Separately, Airbus also entered into a deferred prosecution agreement (DPA) with the Department of Justice (DOJ) in connection with a criminal investigation charging it with conspiracy to violate the AECA and the ITAR and conspiracy to violate the anti-bribery provision of the Foreign Corrupt Practices Act (FCPA, 15 U.S.C. §§ 78dd-1, et seq.). The AECA charge involves Airbus’ willful failure to inform DDTC of commissions it paid to third-party brokers who were hired to generate sales of defense articles and defense services to foreign armed forces. Under this DPA, Airbus will pay penalties of $527 million (including $5 million to be credited by DOJ from the $10 million DDTC penalty), plus 50 million Euros (approximately $55 million) as part of the civil forfeiture agreement for the ITAR-related conduct.

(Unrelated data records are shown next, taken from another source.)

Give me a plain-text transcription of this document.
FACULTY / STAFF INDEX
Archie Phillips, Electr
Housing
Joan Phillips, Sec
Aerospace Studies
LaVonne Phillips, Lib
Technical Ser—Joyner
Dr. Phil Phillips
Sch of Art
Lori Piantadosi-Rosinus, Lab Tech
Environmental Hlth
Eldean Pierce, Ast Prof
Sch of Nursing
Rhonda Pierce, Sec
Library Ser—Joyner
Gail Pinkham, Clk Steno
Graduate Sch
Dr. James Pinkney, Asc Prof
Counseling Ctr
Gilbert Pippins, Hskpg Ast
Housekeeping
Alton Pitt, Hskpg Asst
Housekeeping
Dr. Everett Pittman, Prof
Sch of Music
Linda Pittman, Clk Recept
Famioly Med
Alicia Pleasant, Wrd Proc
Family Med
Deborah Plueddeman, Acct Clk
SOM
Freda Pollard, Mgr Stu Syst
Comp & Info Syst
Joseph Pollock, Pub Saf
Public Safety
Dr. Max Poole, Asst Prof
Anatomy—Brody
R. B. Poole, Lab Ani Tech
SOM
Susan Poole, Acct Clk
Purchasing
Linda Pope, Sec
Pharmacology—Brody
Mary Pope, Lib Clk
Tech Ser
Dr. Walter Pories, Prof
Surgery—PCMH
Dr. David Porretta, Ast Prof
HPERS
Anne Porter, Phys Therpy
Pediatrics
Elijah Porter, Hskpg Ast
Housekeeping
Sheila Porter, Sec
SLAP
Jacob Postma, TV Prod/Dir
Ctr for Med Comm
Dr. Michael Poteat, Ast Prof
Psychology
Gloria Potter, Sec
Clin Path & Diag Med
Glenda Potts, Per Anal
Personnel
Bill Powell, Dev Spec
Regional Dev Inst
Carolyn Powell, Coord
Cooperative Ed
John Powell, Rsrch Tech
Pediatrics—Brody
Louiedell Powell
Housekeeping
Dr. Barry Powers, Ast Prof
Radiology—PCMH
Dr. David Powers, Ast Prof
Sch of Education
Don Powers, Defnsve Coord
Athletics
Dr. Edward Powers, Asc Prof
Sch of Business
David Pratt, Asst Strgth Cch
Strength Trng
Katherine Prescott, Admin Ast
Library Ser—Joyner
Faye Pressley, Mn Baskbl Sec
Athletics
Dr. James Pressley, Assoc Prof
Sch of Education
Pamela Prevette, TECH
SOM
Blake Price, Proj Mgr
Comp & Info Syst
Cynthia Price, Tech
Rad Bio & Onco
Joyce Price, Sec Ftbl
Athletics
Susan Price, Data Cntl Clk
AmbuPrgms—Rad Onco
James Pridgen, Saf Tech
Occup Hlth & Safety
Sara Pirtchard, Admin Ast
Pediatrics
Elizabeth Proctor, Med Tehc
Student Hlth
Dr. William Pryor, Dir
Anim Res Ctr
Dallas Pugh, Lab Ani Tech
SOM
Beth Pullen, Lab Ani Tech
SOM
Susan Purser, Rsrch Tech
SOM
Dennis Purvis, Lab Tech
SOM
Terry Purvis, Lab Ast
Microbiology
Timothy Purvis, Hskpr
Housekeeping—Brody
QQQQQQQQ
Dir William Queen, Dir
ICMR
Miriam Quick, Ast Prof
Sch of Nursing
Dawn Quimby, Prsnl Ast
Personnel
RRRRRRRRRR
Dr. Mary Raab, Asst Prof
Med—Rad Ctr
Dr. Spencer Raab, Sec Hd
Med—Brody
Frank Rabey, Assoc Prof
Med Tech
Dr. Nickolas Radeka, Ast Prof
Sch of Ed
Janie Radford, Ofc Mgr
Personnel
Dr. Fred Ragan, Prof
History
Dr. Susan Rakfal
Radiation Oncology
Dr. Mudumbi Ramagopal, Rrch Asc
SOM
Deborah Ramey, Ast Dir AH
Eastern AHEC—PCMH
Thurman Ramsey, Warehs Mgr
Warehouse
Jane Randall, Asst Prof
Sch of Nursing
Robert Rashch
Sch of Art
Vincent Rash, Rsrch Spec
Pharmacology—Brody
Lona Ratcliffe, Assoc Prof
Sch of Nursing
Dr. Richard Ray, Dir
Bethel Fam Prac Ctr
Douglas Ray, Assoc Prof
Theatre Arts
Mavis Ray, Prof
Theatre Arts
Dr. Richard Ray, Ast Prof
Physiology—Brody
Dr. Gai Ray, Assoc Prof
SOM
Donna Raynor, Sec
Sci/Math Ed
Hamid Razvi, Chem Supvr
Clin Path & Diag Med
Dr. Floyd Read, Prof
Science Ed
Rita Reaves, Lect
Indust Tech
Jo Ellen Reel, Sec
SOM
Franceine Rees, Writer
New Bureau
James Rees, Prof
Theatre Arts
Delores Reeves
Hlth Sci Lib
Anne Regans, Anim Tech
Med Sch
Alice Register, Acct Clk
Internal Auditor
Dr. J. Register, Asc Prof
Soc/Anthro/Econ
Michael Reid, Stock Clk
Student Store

A DOJ press release with additional information is on the DOJ website at https://www.justice.gov/opa/pr/airbus-agrees-pay-over-39-billion-global-penalties-resolve-foreign-bribery-and-itar-case.
*******
Jan. 30, 2020: Mahin Mojtahedzadeh, a citizen of Iran, was sentenced in federal district court in Albany, NY to time served (443 days in jail) and a $5,000 fine for violating the IEEPA and the ITSR by conspiring to export gas turbine parts valued at more than $3,000 from the U.S. to Iran without the required license from OFAC. Mojtahedzadeh was President and Managing Director of ETCO-FZC, a supplier of spare and replacement turbine parts for power generation companies in the Middle East with an office in Dubai, UAE. Working with companies in Canada and Germany, she arranged for U.S.-origin turbine parts to be illegally trans-shipped from those countries to Iran. Two co-conspirators in these violations, Olaf Tepper and Mojtaba Biria, both citizens of Germany, pleaded guilty to violating the IEEPA and were sentenced in August 2018 and August 2019, respectively. (See August 2019 Regulatory Update.) Mojtahedzadeh will now be placed in immigration custody for removal from the U.S.